Pipelines can also return an output list of artifacts by using a `-> List[Artifact]` return annotation and returning a `dsl.Collected` instance.

Creating output lists of artifacts from a single-step component is not currently supported.

### Artifact types
The artifact annotation indicates the type of the artifact. KFP provides several artifact types within the DSL:

DSL object	                | Artifact schema title
----------------------------|----------------------
`Artifact`	                | system.Artifact
`Dataset`	                | system.Dataset
`Model`	                    | system.Model
`Metrics`	                | system.Metrics
`ClassificationMetrics`	    | system.ClassificationMetrics
`SlicedClassificationMetrics`|	system.SlicedClassificationMetrics
`HTML`	                    | system.HTML
`Markdown`	                | system.Markdown

`Artifact`, `Dataset`, `Model`, and `Metrics` are the most generic and commonly used artifact types. `Artifact` is the default artifact base type and should be used in cases where the artifact type does not fit neatly into another artifact category. `Artifact` is also compatible with all other artifact types. In this sense, the `Artifact` type is also an artifact “any” type.

## PipelineParameterChannel
A **PipelineParameterChannel* in Kubeflow Pipelines represents a future value that is passed between pipeline components. It can be used as a pipeline function argument, making it a pipeline artifact or parameter that appears in the ML Pipelines system UI. Essentially, it allows for the dynamic passing of data between different parts of the pipeline.

Here are some key points about PipelineParameterChannel:
- **Future Value**: It represents a value that will be available in the future, typically produced by a task within the pipeline.
- **Pipeline Function Argument**: It can be used as an argument in pipeline functions, enabling the passing of parameters or artifacts between components.
- **Intermediate Value**: It can also represent intermediate values passed between tasks, allowing for complex workflows and data dependencies.

For example, when you define a pipeline function with parameters, each parameter becomes a PipelineParameterChannel object. These objects can then be passed to components as arguments, creating tasks and managing data flow within the pipeline

> `Output[Artifact]`: gets a metadata-rich handle to the output artifact of type `Artifact`. Use `OutputArtifact.path` to access a local file path for writing. One can also use `OutputArtifact.uri` to access the actual URI file path.

> `OutputPath("Artifact")`: A locally accessible filepath for another output artifact of type `Artifact`. `OutputPath` is used to just pass the local file path of the output artifact to the function.

> `OutputPath(str)`: A locally accessible filepath for an output parameter of type string.

> `Output[Model]`: Output artifact of type of model. Use `model.get()` to get a Model artifact, which has a `.metadata` dictionary to store arbitrary metadata for the output artifact. This metadata is recorded in Managed Metadata and can be queried later. It also shows up in the Google Cloud console.

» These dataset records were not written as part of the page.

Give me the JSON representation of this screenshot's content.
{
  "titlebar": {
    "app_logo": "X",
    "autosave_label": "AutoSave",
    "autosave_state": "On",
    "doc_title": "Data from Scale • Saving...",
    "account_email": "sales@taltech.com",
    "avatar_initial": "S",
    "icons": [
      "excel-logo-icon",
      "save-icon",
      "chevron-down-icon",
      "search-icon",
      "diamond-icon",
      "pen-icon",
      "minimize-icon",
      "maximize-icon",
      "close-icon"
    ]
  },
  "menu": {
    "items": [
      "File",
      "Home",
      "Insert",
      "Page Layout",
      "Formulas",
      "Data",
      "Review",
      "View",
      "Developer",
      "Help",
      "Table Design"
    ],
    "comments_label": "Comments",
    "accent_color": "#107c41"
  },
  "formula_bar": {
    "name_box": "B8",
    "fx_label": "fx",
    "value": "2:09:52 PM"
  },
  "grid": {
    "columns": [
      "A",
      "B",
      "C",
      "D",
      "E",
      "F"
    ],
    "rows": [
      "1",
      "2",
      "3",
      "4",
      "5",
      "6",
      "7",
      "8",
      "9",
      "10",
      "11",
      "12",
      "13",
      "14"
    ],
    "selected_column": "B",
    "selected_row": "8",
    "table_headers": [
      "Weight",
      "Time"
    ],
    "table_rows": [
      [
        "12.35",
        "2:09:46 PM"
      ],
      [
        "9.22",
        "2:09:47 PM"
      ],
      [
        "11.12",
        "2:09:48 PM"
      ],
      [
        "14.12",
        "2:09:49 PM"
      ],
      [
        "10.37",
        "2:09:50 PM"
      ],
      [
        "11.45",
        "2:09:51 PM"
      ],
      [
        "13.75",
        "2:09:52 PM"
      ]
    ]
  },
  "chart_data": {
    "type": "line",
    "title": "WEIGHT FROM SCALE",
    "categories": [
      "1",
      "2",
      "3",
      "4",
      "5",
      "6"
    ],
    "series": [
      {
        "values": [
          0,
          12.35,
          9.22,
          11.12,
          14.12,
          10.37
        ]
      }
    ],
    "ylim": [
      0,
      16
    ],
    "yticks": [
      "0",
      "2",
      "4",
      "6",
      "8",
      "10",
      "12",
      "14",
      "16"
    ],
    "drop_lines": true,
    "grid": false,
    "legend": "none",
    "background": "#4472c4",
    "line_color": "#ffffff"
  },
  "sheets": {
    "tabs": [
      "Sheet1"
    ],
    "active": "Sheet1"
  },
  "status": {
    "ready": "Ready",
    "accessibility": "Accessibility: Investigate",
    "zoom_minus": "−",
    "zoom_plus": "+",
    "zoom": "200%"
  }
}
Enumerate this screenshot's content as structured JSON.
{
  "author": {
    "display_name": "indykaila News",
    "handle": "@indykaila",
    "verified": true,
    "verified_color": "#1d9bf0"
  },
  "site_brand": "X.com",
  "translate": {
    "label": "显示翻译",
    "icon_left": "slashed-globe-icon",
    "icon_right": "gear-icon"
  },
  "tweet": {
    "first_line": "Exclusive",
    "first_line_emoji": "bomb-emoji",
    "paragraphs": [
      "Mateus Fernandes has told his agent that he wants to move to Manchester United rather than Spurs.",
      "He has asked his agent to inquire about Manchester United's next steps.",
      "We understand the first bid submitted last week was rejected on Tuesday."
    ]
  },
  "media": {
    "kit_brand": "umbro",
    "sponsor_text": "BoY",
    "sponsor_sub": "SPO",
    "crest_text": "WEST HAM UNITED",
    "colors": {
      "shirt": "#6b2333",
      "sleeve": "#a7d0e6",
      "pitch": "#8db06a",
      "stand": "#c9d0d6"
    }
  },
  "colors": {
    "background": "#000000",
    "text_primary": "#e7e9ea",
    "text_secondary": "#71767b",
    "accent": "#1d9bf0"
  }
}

> `InputPath("Dataset")`: Use `InputPath` to get a locally accessible path for the input artifact of type `Dataset`. Directly access the passed in GCS URI as a local file (uses GCSFuse).

> `Input[Dataset]`: Use `InputArtifact` to get a metadata-rich handle to the input artifact of type `Dataset`. This gives an `Artifact` handle. Use `InputArtifact.path` to get a local file path (uses GCSFuse). Alternately, use `InputArtifact.uri` to access the GCS URI directly.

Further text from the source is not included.